Shot entirely from the point of view of a spiritual entity, or ghost (for want of a better word), an American Asian family move into their new suburban home and become convinced that there is an entity haunting them. Using his ingenuity and understanding of space, most prevalent in his formally ambitious pandemic thriller Contagion, Soderbergh appears to understand the interiority of an environment, most interestingly — the familial space. A landscape fuelled with difficulty, struggle, intimacy and love. Soderbergh utilises his formal sensibilities in capturing this domestic arena with relentless ingenuity. Serving, classically, as his own Director of Photography under the pseudonym ‘Peter Andrews’, his own fathers name, as well as his own editor, Soderbergh is clinical and unbelievably precise over Presence’s eighty-five minute runtime.

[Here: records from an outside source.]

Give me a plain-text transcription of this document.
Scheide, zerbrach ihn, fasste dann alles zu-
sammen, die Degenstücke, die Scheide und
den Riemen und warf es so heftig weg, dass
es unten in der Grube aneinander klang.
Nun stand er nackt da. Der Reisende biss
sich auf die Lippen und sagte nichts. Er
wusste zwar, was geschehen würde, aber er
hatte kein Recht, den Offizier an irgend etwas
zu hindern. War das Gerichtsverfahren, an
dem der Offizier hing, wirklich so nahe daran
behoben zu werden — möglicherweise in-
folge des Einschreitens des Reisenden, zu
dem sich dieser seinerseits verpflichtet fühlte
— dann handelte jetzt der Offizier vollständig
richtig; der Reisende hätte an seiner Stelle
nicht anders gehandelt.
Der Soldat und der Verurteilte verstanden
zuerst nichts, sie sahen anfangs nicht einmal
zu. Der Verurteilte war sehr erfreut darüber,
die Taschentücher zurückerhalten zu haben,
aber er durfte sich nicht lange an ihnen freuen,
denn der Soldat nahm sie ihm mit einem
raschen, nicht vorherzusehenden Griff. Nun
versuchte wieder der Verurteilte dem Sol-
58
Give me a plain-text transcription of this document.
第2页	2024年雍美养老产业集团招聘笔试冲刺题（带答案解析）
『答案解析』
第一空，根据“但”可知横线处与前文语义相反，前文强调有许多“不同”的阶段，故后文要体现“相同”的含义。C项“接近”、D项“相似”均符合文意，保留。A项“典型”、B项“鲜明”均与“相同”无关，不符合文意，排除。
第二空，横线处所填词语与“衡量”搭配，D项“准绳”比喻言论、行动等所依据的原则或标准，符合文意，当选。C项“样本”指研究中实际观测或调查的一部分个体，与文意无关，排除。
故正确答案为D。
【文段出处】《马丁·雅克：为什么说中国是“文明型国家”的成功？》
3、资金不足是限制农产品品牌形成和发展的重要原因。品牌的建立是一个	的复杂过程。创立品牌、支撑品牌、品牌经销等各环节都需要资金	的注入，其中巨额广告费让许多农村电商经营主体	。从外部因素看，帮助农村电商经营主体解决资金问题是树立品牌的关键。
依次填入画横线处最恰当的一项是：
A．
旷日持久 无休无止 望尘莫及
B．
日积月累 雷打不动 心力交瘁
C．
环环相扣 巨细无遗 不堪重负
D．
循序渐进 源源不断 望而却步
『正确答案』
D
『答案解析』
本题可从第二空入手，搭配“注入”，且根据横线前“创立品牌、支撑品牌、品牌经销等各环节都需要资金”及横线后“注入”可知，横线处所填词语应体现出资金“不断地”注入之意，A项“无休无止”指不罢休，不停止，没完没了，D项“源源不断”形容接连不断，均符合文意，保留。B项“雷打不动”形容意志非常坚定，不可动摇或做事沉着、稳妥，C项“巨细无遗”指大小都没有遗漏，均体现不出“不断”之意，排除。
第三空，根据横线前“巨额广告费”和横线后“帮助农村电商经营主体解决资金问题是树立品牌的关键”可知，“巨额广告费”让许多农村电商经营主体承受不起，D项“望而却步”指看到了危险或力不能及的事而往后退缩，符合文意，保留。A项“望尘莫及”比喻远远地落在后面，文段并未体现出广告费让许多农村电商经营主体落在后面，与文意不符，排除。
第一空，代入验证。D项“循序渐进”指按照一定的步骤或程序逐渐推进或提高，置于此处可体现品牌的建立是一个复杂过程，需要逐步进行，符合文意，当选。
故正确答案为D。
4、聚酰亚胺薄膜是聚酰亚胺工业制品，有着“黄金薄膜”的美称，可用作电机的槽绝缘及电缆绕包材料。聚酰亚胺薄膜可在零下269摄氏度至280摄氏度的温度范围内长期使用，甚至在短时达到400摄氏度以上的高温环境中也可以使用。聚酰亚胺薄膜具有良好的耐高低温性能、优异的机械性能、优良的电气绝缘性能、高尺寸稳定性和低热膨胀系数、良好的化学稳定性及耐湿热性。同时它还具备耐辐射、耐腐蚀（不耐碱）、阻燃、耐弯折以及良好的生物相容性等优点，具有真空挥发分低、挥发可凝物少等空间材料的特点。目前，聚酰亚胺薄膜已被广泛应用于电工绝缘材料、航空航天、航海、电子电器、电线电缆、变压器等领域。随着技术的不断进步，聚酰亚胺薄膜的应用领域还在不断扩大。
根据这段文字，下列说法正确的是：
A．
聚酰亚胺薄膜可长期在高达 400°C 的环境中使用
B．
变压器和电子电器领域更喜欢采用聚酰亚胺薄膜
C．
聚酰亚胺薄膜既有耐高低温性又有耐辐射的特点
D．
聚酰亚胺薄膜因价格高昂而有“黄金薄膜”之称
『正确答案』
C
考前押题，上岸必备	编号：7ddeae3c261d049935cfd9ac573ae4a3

Cut almost like an early Harmony Korine feature, most notably Julian Donkey-Boy comes to mind, or even more precariously, Oren Peli’s Paranormal Activity, Presence does initially begin with feeling like a formal exercise and analysis of the camera’s ability to capture point of view, spectatorship, voyeurism and gaze. The film cuts between scenes, that play out between the family, with the entity following both individuals, by following and gliding through their domestic space with them, as well as capturing the family all together in different areas of their household.
Lucy Liu plays Rebecca, a shady, tech-obsessed mum who is overtly supportive of her athletic, swimmer son Tyler (Eddy Maday). Chris Sullivan plays what can only be described as the omniscient father, a dad fuelled with empathy, understanding and care for his family with Callina Liang beautifully embodying Chloe, a struggling teenage girl. Chloe has become understandably introverted and anxious after the tragic death of her close friend Nadia, but it is Chloe herself who can most prominently feel (and connect with) this presence in her families home. Both Chloe and her brother Tyler befriend popular local student Ryan (West Mulholland), who becomes increasingly malevolent in his actions as the film reaches its emotionally draining finale.

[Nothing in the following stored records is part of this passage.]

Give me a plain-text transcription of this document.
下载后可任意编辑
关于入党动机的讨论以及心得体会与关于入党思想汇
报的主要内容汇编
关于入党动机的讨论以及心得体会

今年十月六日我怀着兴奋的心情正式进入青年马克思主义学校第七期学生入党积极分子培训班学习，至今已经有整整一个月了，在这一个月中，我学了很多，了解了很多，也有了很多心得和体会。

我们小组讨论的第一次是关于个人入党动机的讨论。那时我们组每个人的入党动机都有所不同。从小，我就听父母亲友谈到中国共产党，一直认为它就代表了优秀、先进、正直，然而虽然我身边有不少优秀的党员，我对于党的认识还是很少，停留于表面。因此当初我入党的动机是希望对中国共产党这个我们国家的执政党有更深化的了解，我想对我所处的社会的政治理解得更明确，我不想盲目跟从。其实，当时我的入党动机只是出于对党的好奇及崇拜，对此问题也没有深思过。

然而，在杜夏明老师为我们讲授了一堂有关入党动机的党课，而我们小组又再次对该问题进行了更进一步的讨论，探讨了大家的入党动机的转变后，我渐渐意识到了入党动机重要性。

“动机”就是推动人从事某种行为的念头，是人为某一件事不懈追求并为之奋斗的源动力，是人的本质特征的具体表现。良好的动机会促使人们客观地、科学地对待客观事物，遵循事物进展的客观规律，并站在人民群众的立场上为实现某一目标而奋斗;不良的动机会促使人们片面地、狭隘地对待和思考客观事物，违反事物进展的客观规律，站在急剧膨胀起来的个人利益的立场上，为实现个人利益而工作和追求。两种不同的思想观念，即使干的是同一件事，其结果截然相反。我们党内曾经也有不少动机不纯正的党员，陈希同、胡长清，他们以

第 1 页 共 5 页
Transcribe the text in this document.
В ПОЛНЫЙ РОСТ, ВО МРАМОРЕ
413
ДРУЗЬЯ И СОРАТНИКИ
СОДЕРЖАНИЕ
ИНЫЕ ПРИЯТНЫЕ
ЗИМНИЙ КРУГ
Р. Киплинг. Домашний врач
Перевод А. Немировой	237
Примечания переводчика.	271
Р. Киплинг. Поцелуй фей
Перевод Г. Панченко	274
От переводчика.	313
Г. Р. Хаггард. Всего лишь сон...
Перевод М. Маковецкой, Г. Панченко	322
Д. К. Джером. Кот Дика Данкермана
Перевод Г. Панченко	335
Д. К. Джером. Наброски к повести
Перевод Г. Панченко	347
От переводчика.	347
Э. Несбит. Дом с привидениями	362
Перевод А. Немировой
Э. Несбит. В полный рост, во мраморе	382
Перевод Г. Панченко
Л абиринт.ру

The continual point of view experience offers the spectator a uniquely concentrated exposure to the interiority of familial dynamics, the structure of perspective and maybe most interestingly, the individuals relationship to the entity and the camera. Although, regrettably, Soderbergh’s flowing structure is slightly dislodged by David Koepp’s need for a throughline in his scriptwriting. Whilst the film does offer some truly beautiful, personal moments between individuals and family members, there are certainly instances where the script detracts from Soderbergh’s devotion to his formal set-up. It may have actually been the case that Presence could have been been purely an all-encompassing audio-visual experience and instead is slightly blighted by some of its bizarre script and narrative choices.

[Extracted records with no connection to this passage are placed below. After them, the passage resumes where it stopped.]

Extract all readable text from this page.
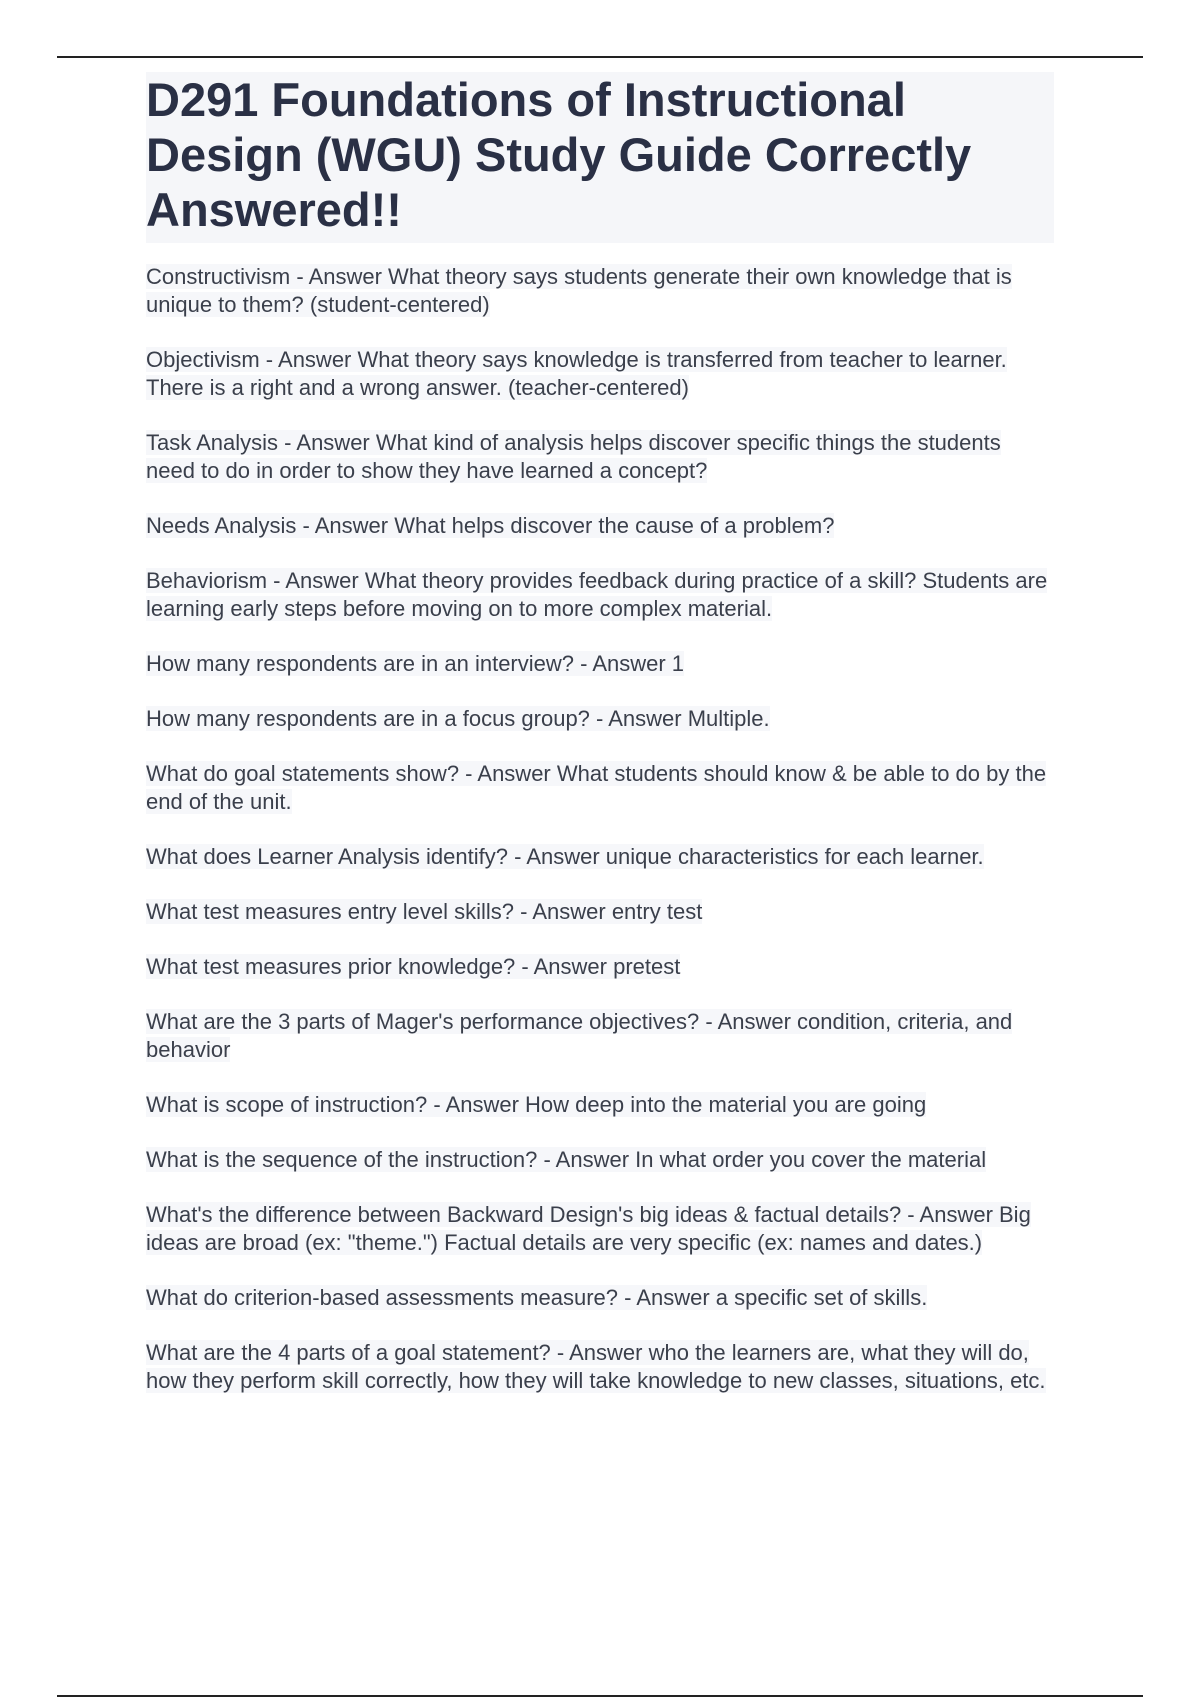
D291 Foundations of Instructional Design (WGU) Study Guide Correctly Answered!!
Constructivism - Answer What theory says students generate their own knowledge that is unique to them? (student-centered)
Objectivism - Answer What theory says knowledge is transferred from teacher to learner. There is a right and a wrong answer. (teacher-centered)
Task Analysis - Answer What kind of analysis helps discover specific things the students need to do in order to show they have learned a concept?
Needs Analysis - Answer What helps discover the cause of a problem?
Behaviorism - Answer What theory provides feedback during practice of a skill? Students are learning early steps before moving on to more complex material.
How many respondents are in an interview? - Answer 1
How many respondents are in a focus group? - Answer Multiple.
What do goal statements show? - Answer What students should know & be able to do by the end of the unit.
What does Learner Analysis identify? - Answer unique characteristics for each learner.
What test measures entry level skills? - Answer entry test
What test measures prior knowledge? - Answer pretest
What are the 3 parts of Mager's performance objectives? - Answer condition, criteria, and behavior
What is scope of instruction? - Answer How deep into the material you are going
What is the sequence of the instruction? - Answer In what order you cover the material
What's the difference between Backward Design's big ideas & factual details? - Answer Big ideas are broad (ex: "theme.") Factual details are very specific (ex: names and dates.)
What do criterion-based assessments measure? - Answer a specific set of skills.
What are the 4 parts of a goal statement? - Answer who the learners are, what they will do, how they perform skill correctly, how they will take knowledge to new classes, situations, etc.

It is without question that Steven Soderbergh is one of the most formally ambitious, emotionally resonant American auteurs currently working, but to further accentuate this sentiment his body of work has certainly cemented himself as one of the finest artists to grace the cinematic arena. The sheer artistic bravado, the passionate tales of love and loss and his chameleonic ability to reshape genre is a testament to the accomplished nature of craftsmanship.